Gemessen hieran ist die Befristungsentscheidung nicht zu beanstanden. Der Beklagte hat die aus § 11 AufenthG resultierenden Vorgaben beachtet, das ihm hinsichtlich der Länge der Frist eingeräumte Ermessen erkannt und bei seiner Ausübung weder die gesetzlichen Grenzen des Ermessens überschritten, noch von dem Ermessen in einer dem Zweck der Ermächtigung nicht entsprechenden Weise Gebrauch gemacht (vgl. § 114 Satz 1 VwGO). Der Beklagte hat insbesondere die Schwere und Häufigkeit der vom Kläger begangenen Straftaten, die in der Person des Klägers vorliegende Wiederholungsgefahr sowie die fehlenden sozialen Strukturen berücksichtigt und auch die (fehlende) Vater-Kind-Beziehung gewertet. Andererseits wurde das positive Verhalten während der Unterbringung in die Entscheidung mit einbezogen. Die für die Ausübung des Ermessens wesentlichen Gesichtspunkte wurden damit berücksichtigt und angemessen gewichtet.

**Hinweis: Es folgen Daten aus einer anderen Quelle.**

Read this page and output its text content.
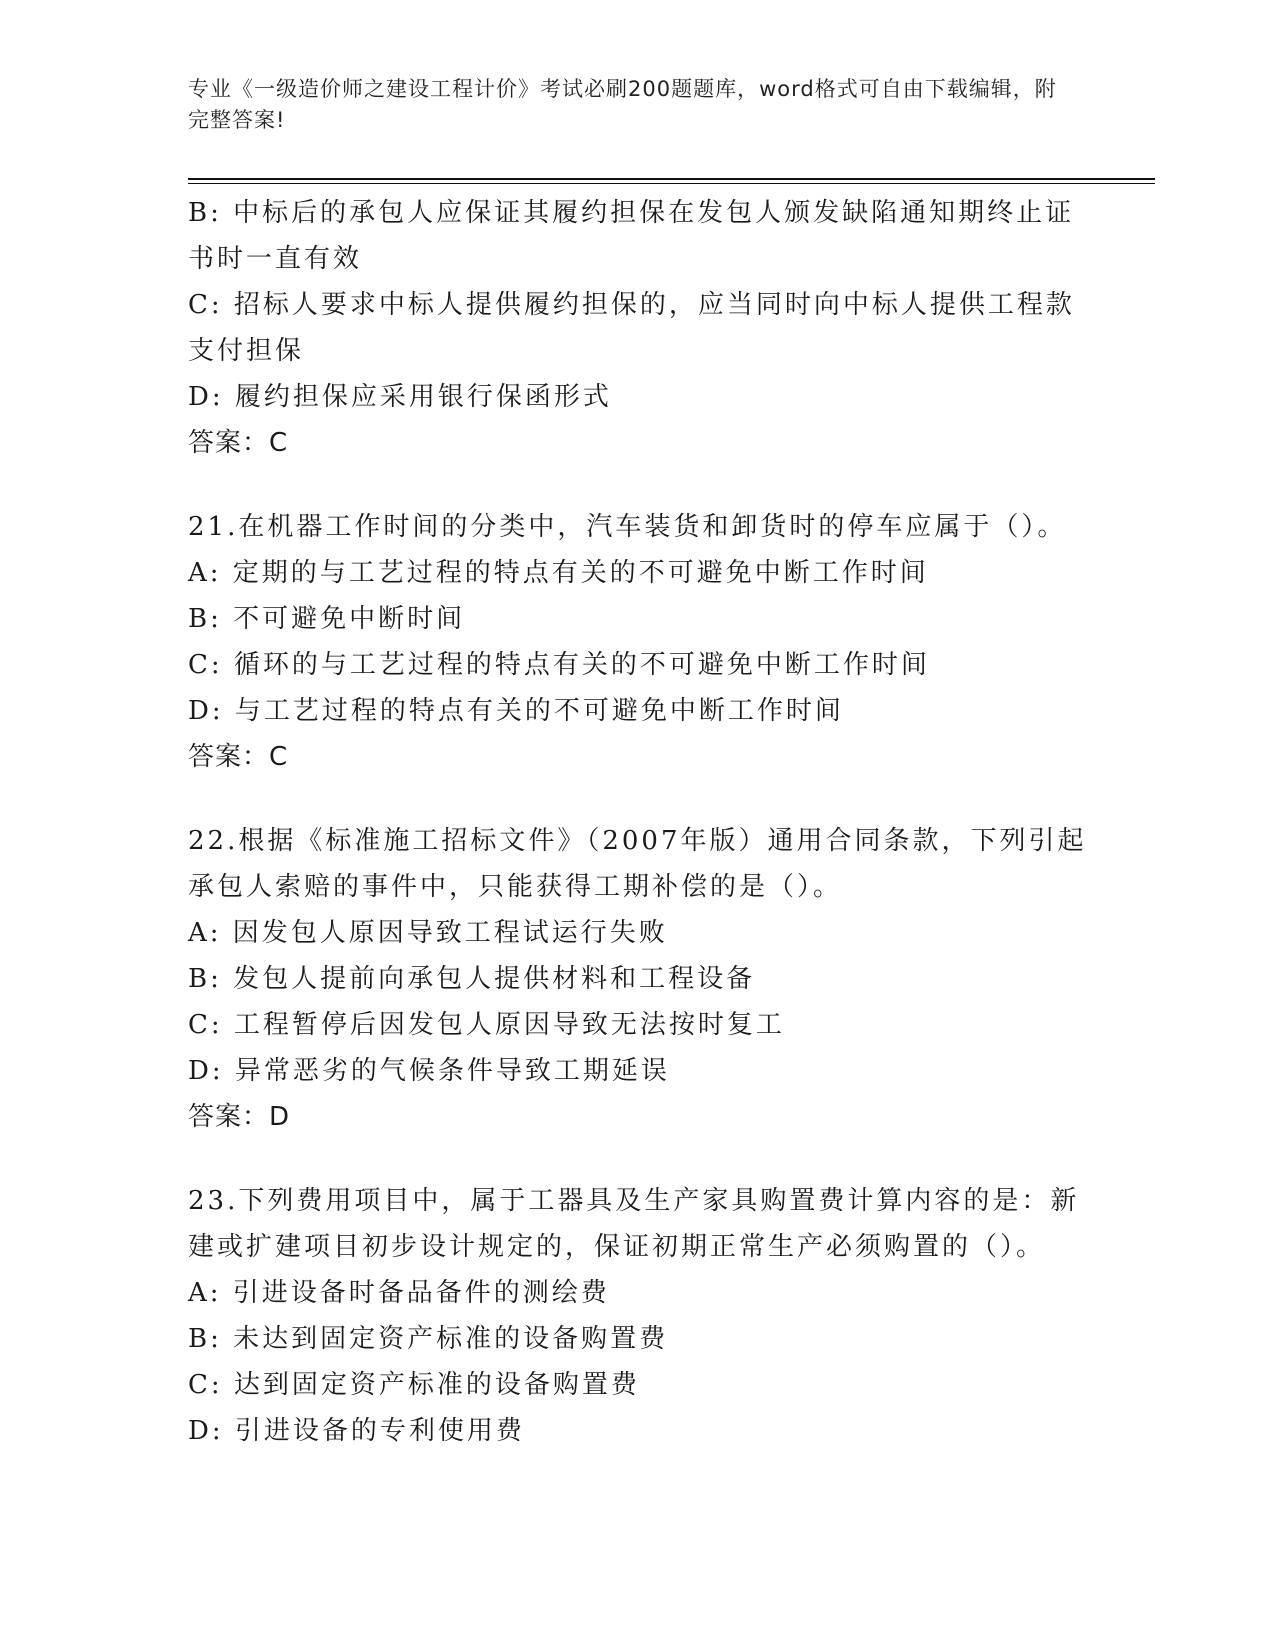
专业《一级造价师之建设工程计价》考试必刷200题题库，word格式可自由下载编辑，附完整答案!

B: 中标后的承包人应保证其履约担保在发包人颁发缺陷通知期终止证书时一直有效

C: 招标人要求中标人提供履约担保的，应当同时向中标人提供工程款支付担保

D: 履约担保应采用银行保函形式

答案：C

21.在机器工作时间的分类中，汽车装货和卸货时的停车应属于（）。

A: 定期的与工艺过程的特点有关的不可避免中断工作时间

B: 不可避免中断时间

C: 循环的与工艺过程的特点有关的不可避免中断工作时间

D: 与工艺过程的特点有关的不可避免中断工作时间

答案：C

22.根据《标准施工招标文件》（2007年版）通用合同条款，下列引起承包人索赔的事件中，只能获得工期补偿的是（）。

A: 因发包人原因导致工程试运行失败

B: 发包人提前向承包人提供材料和工程设备

C: 工程暂停后因发包人原因导致无法按时复工

D: 异常恶劣的气候条件导致工期延误

答案：D

23.下列费用项目中，属于工器具及生产家具购置费计算内容的是：新建或扩建项目初步设计规定的，保证初期正常生产必须购置的（）。

A: 引进设备时备品备件的测绘费

B: 未达到固定资产标准的设备购置费

C: 达到固定资产标准的设备购置费

D: 引进设备的专利使用费
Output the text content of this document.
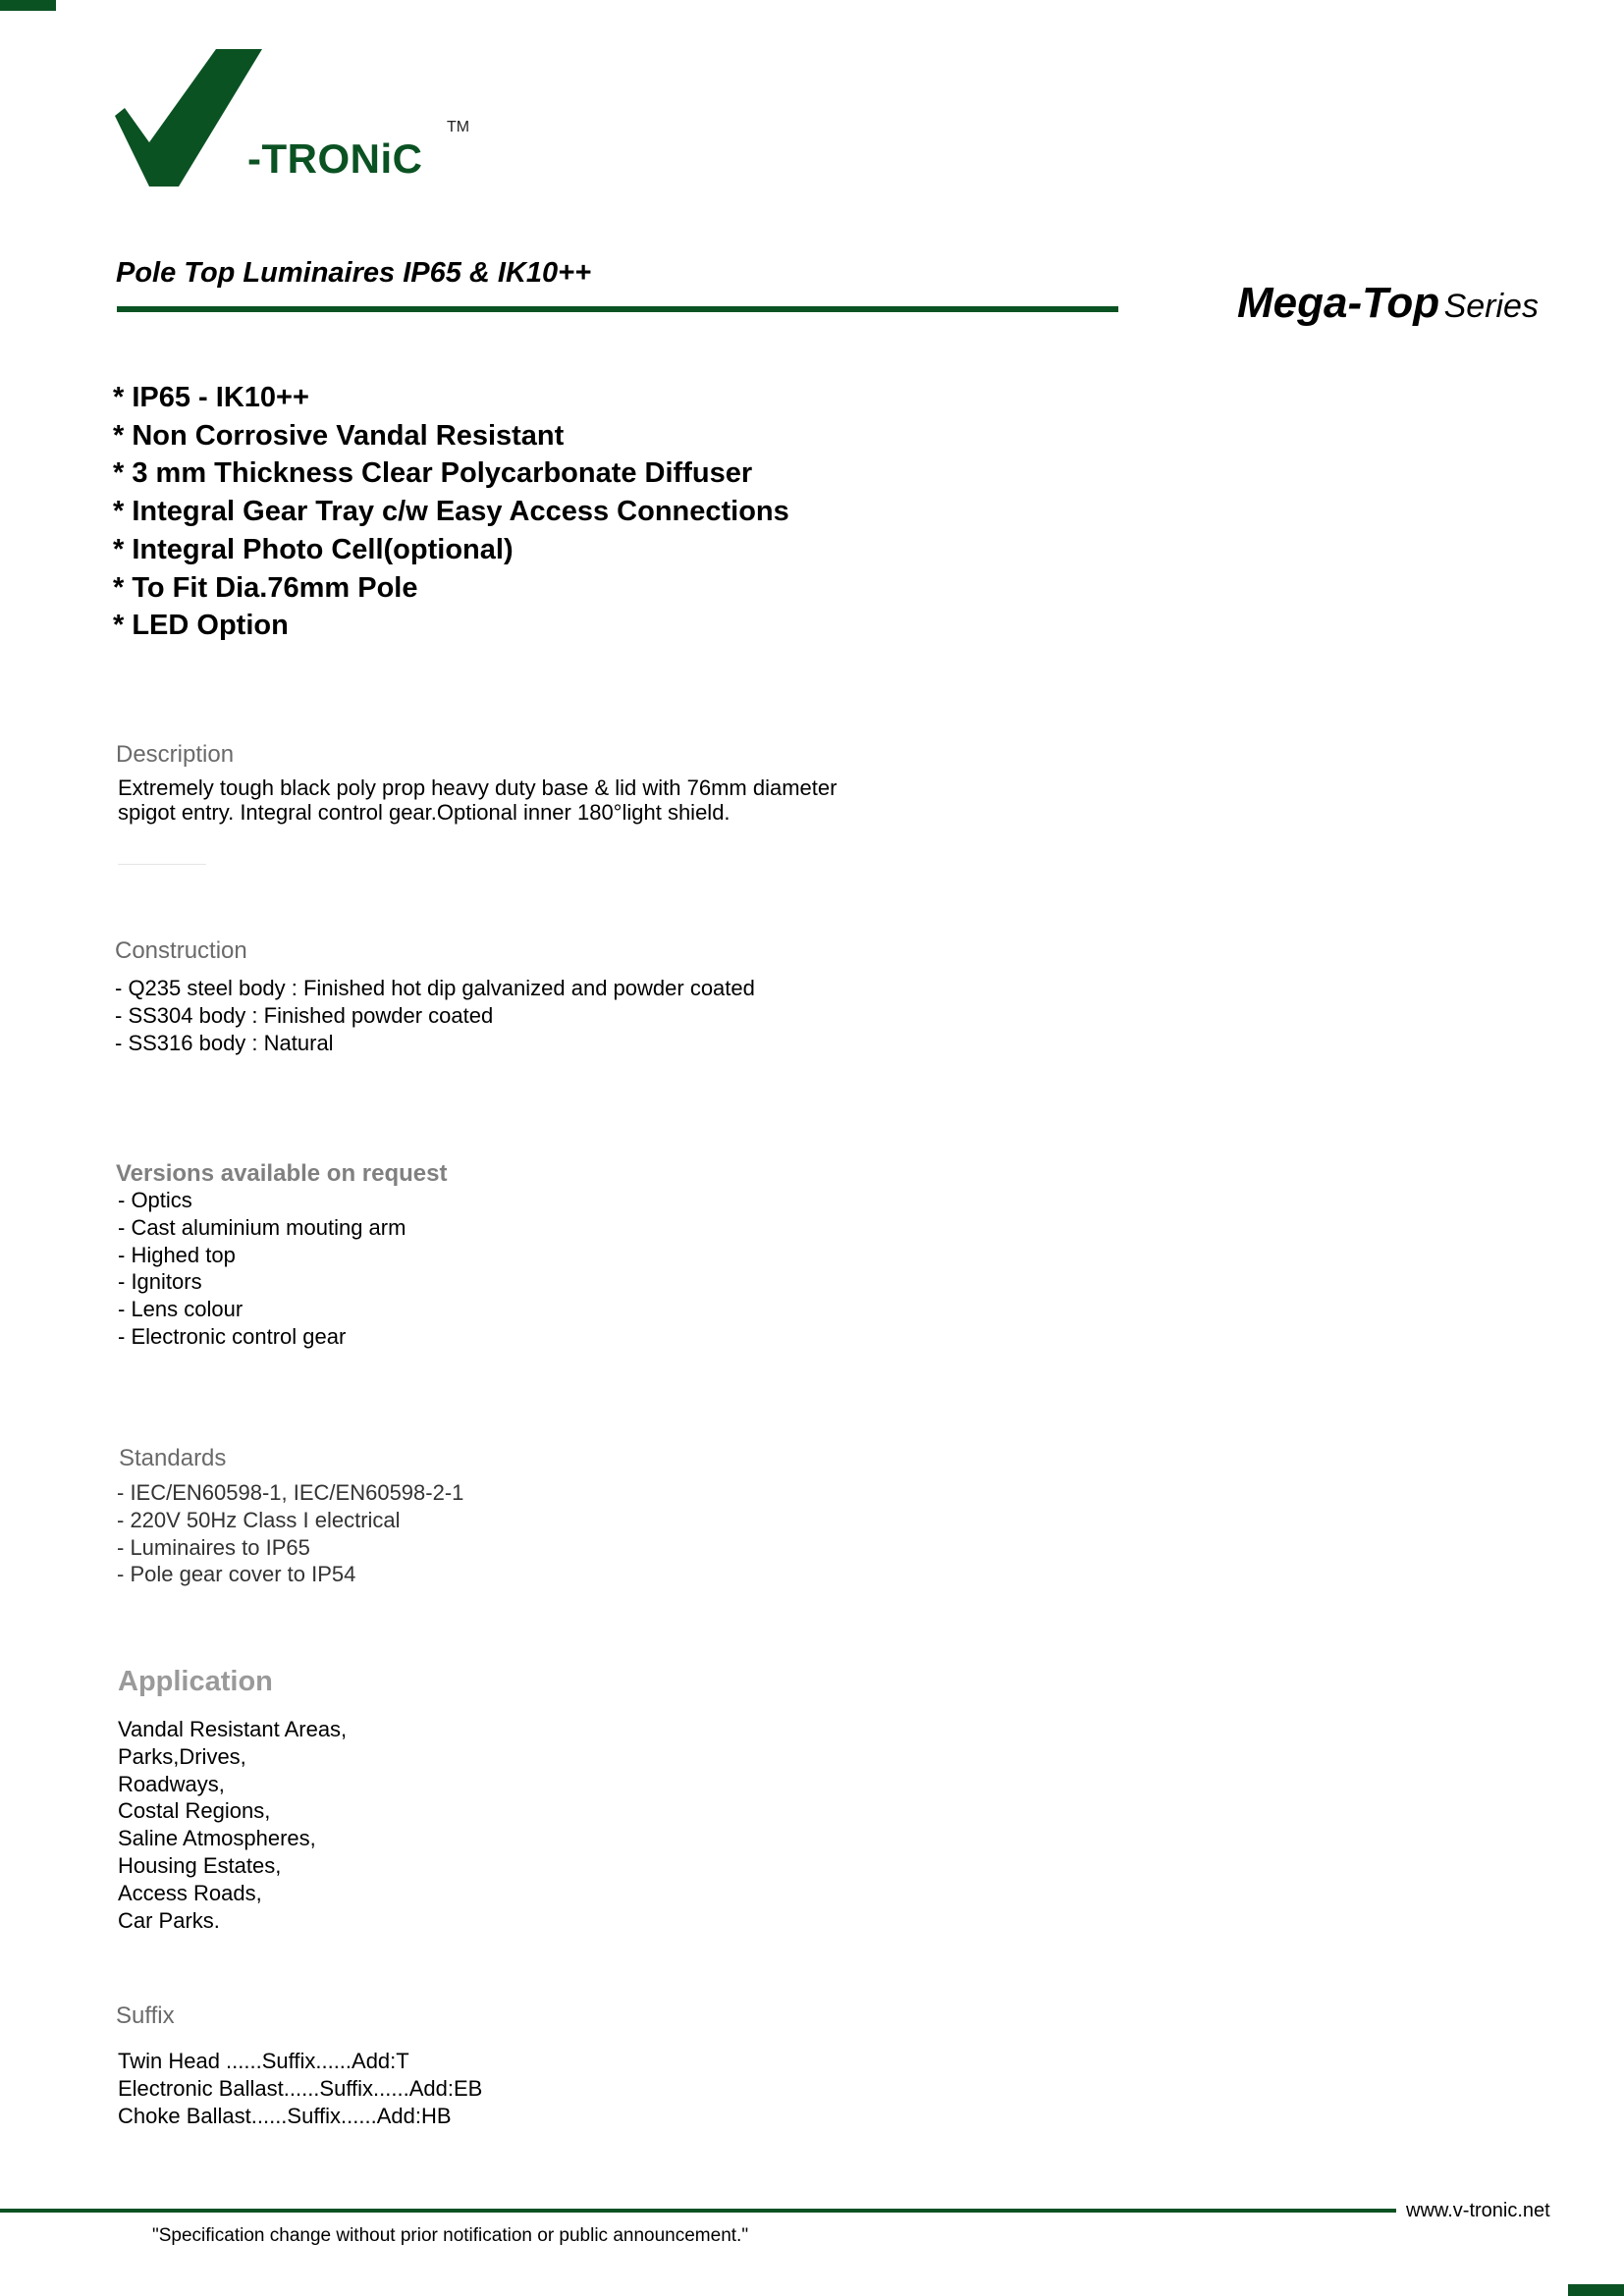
-TRONiC
TM
Pole Top Luminaires IP65 & IK10++
Mega-Top Series
* IP65 - IK10++
* Non Corrosive Vandal Resistant
* 3 mm Thickness Clear Polycarbonate Diffuser
* Integral Gear Tray c/w Easy Access Connections
* Integral Photo Cell(optional)
* To Fit Dia.76mm Pole
* LED Option
Description

Extremely tough black poly prop heavy duty base & lid with 76mm diameter

spigot entry. Integral control gear.Optional inner 180°light shield.

Construction
- Q235 steel body : Finished hot dip galvanized and powder coated
- SS304 body : Finished powder coated
- SS316 body : Natural
Versions available on request
- Optics
- Cast aluminium mouting arm
- Highed top
- Ignitors
- Lens colour
- Electronic control gear
Standards
- IEC/EN60598-1, IEC/EN60598-2-1
- 220V 50Hz Class I electrical
- Luminaires to IP65
- Pole gear cover to IP54
Application
Vandal Resistant Areas,
Parks,Drives,
Roadways,
Costal Regions,
Saline Atmospheres,
Housing Estates,
Access Roads,
Car Parks.
Suffix
Twin Head ......Suffix......Add:T
Electronic Ballast......Suffix......Add:EB
Choke Ballast......Suffix......Add:HB
www.v-tronic.net
"Specification change without prior notification or public announcement."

3. Auch die Abschiebungsandrohung in Ziffer 3 des streitgegenständlichen Bescheides begegnet keinen rechtlichen Bedenken.
Gemäß § 59 Abs. 5 Satz 1 AufenthG bedarf die Abschiebungsandrohung in den Fällen des § 58 Abs. 3 Nr. 1 AufenthG keiner Fristsetzung; der Ausländer wird direkt aus der Haft oder dem öffentlichen Gewahrsam heraus abgeschoben. Nachdem sich der Kläger zur Verbüßung einer Freiheitsstrafe mit Unterbringung in einer Entziehungsanstalt gemäß § 64 StGB im BKH L … befand, bedurfte es nach § 59 Abs. 5 Satz 1 AufenthG i.V.m. § 58 Abs. 3 Nr. 1 AufenthG keiner Fristsetzung.
Auch die Ausreiseaufforderung und Abschiebungsandrohung in Ziffer 3 Satz 2 des angegriffenen Bescheides für den Fall, dass die Abschiebung aus dem Maßregelvollzug bzw. aus der Haft heraus nicht möglich sein sollte, ist rechtmäßig. Rechtsgrundlage der Abschiebungsandrohung ist insofern § 58 Abs. 2 Satz 1 Nr. 1 i.V.m. § 59 Abs. 1, Abs. 2 AufenthG. Die Länge der eingeräumten Ausreisefrist von 30 Tage wahrt den in § 59 Abs. 1 Satz 1 AufenthG vorgegebenen Rahmen zwischen sieben und dreißig Tagen.
Die Klage war daher abzuweisen.
Die Kostenentscheidung folgt aus § 154 Abs. 1 VwGO; die Entscheidung über die vorläufige Vollstreckbarkeit der Kostenentscheidung beruht auf § 167 VwGO i.V.m. §§ 708 Nr. 11, 711 ZPO.